Así como la Europa contemporánea, la que suele brindar cátedra de democracia e integración, acaba de profundizar canallescamente la criminalización de la inmigración llamada ilegal al mismo tiempo que perpetúa prácticas económicas que perjudican a los países más pobres del planeta en beneficio de sus productores agrícolas –y a la que ahora se le agrega la decisión de girar hacia los biocombustibles acelerando la curva exponencial en el aumento de los precios internacionales de los alimentos–; en nuestro país se levantan políticas agroexportadoras cuyo destino final es la consumación de una sociedad más desigual y excluyente en la que, algunos millones, disfrutarán del “éxito” sojero mientras una inmensa mayoría de argentinos caerán del otro lado del mercado convirtiéndose ya no en los incontables que pujan por entrar en la cuenta de la igualdad, sino en los desclasados sin oportunidades. Ese es, entonces, el corazón de nuestro desacuerdo, aquello que dificulta el diálogo y el consenso. La política, una vez más, habita en el conflicto y en el litigio, de sus despliegues y de sus resoluciones dependerá nuestra próxima hora democrática.
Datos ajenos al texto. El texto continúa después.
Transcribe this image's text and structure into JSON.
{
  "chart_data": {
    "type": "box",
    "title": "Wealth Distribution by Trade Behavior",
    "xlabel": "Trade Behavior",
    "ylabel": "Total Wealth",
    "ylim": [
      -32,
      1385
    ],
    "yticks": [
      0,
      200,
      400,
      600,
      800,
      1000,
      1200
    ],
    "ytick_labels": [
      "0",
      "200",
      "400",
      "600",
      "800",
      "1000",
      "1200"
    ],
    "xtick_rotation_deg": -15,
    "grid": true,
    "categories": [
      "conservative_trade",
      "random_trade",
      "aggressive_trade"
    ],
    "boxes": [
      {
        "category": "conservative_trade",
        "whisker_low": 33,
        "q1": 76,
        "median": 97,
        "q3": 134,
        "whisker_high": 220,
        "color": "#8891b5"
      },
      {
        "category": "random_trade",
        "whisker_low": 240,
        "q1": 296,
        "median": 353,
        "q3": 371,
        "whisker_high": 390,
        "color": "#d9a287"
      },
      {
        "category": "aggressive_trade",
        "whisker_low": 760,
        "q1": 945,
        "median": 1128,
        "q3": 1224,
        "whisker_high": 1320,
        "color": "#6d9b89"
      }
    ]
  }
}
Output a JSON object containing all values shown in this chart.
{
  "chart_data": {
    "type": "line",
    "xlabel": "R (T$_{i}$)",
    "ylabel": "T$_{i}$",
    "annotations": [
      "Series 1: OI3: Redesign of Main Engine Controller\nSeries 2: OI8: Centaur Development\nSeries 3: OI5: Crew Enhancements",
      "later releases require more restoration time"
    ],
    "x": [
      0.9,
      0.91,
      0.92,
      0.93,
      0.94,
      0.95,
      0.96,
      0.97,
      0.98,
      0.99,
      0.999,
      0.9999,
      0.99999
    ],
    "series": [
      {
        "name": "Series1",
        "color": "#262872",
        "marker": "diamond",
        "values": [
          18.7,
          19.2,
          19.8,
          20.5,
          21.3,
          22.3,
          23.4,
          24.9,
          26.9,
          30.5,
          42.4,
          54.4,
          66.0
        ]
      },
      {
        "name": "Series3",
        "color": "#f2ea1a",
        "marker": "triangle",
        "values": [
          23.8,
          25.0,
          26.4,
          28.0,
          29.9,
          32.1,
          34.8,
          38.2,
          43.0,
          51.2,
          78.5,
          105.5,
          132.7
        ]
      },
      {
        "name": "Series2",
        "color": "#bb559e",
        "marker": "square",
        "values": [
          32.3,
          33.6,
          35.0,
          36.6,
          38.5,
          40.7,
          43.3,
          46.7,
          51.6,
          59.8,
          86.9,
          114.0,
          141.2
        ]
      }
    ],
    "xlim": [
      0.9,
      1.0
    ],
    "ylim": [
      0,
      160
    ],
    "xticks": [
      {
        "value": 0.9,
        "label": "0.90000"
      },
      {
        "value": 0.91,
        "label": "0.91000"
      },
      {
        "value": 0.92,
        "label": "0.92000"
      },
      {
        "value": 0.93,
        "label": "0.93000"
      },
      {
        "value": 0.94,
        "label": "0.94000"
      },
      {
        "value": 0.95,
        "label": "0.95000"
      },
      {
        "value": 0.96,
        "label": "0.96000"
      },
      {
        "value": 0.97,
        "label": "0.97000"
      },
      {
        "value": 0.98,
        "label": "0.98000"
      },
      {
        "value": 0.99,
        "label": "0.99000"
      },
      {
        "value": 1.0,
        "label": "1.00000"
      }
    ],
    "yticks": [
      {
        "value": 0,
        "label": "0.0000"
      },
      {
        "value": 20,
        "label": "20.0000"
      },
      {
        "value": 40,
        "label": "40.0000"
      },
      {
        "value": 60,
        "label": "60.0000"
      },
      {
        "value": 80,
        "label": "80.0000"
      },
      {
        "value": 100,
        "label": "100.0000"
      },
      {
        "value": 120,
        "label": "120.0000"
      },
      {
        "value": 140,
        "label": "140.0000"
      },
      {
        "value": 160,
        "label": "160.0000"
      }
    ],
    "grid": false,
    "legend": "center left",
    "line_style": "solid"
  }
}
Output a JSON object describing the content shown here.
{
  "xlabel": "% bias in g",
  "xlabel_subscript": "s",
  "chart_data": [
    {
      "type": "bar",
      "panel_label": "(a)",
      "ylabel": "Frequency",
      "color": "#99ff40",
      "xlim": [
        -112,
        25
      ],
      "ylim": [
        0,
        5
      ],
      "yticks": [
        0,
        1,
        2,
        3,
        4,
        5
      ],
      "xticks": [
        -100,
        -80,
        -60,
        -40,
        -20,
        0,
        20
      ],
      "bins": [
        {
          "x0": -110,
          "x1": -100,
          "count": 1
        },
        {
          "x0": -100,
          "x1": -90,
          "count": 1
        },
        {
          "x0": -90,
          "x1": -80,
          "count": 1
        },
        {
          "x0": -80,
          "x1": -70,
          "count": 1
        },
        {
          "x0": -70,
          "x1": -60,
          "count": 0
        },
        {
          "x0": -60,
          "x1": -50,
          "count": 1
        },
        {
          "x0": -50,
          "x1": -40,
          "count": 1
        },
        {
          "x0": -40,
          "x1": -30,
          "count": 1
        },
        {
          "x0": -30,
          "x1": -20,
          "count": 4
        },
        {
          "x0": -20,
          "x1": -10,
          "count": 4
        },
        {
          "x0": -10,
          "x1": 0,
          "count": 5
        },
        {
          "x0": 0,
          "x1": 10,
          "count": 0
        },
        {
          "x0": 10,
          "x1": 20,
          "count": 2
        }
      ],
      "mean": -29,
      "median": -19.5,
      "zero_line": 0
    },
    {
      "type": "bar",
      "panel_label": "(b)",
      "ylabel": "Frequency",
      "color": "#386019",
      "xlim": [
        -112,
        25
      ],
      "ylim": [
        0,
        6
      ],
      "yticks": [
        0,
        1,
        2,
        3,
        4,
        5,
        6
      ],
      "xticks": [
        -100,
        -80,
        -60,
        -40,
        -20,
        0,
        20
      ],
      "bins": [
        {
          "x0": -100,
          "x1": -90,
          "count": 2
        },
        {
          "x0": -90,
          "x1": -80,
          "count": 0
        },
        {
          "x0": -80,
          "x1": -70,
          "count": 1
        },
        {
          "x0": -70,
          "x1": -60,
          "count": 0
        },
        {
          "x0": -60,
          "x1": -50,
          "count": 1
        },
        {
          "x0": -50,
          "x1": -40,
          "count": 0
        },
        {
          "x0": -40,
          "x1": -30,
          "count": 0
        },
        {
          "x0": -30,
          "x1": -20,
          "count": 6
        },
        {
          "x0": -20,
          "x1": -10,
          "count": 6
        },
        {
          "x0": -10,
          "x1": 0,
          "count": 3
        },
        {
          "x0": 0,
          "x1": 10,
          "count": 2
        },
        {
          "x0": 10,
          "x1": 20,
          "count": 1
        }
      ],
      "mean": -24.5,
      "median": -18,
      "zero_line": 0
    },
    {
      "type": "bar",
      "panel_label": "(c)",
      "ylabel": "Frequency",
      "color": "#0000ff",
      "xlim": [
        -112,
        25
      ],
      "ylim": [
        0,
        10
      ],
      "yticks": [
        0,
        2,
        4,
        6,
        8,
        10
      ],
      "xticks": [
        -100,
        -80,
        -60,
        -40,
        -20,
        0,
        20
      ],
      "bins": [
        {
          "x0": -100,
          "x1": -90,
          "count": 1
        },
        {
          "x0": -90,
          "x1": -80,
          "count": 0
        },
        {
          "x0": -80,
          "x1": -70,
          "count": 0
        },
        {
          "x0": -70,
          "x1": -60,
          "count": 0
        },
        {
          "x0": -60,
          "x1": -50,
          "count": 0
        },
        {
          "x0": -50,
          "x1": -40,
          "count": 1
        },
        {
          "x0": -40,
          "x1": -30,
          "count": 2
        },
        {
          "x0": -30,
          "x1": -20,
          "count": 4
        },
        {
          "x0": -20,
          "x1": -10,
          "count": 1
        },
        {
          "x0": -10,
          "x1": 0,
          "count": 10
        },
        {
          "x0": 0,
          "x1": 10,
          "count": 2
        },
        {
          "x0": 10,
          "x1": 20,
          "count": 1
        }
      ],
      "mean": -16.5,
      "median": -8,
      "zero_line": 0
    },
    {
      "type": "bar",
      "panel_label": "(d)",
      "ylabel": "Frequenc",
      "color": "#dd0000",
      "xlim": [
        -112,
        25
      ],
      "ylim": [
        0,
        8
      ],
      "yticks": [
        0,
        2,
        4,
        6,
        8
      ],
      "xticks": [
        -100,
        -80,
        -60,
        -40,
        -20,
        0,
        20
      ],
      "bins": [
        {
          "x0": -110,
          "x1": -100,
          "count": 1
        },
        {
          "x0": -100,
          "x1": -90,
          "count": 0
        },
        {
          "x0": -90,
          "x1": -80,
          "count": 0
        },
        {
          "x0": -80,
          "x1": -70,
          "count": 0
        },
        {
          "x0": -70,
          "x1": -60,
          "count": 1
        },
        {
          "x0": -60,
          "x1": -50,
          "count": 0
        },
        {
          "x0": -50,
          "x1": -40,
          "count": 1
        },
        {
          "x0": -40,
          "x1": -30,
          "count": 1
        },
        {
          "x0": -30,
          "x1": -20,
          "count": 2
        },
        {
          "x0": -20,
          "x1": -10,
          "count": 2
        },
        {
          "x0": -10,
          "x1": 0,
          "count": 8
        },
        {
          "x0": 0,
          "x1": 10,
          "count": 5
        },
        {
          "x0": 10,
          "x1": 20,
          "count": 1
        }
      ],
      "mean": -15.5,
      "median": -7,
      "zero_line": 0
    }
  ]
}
Lo que no calculaba la nueva derecha que se va perfilando en el escenario argentino es que la profundización confrontativa iba a disparar no solamente un proceso que imaginaban como destituyente de la legitimidad democrática del gobierno, sino que iba a abrir un debate más hondo y esencial en torno a “antiguallas retóricas” olvidadas en los desvanes de la memoria de los oprimidos. Hoy no solamente se discute la desertización producida por la expansión de la frontera sojera, también se vuelven visibles las voces y los rostros de los campesinos pobres de la misma manera que el litigio político ya no queda circunscrito a cuestiones formales o institucionales sino que regresa sobre el núcleo de lo social, de aquello que nos coloca en la querella en relación con la desigualdad y a la distribución de la riqueza.
La política, y eso más allá de los deseos de los dueños de la tierra o del propio gobierno, recupera su condición litigiosa, aquella que, siempre, tiene que ver con los incontables, es decir, con el deseo de igualdad de los que han quedado fuera de la suma.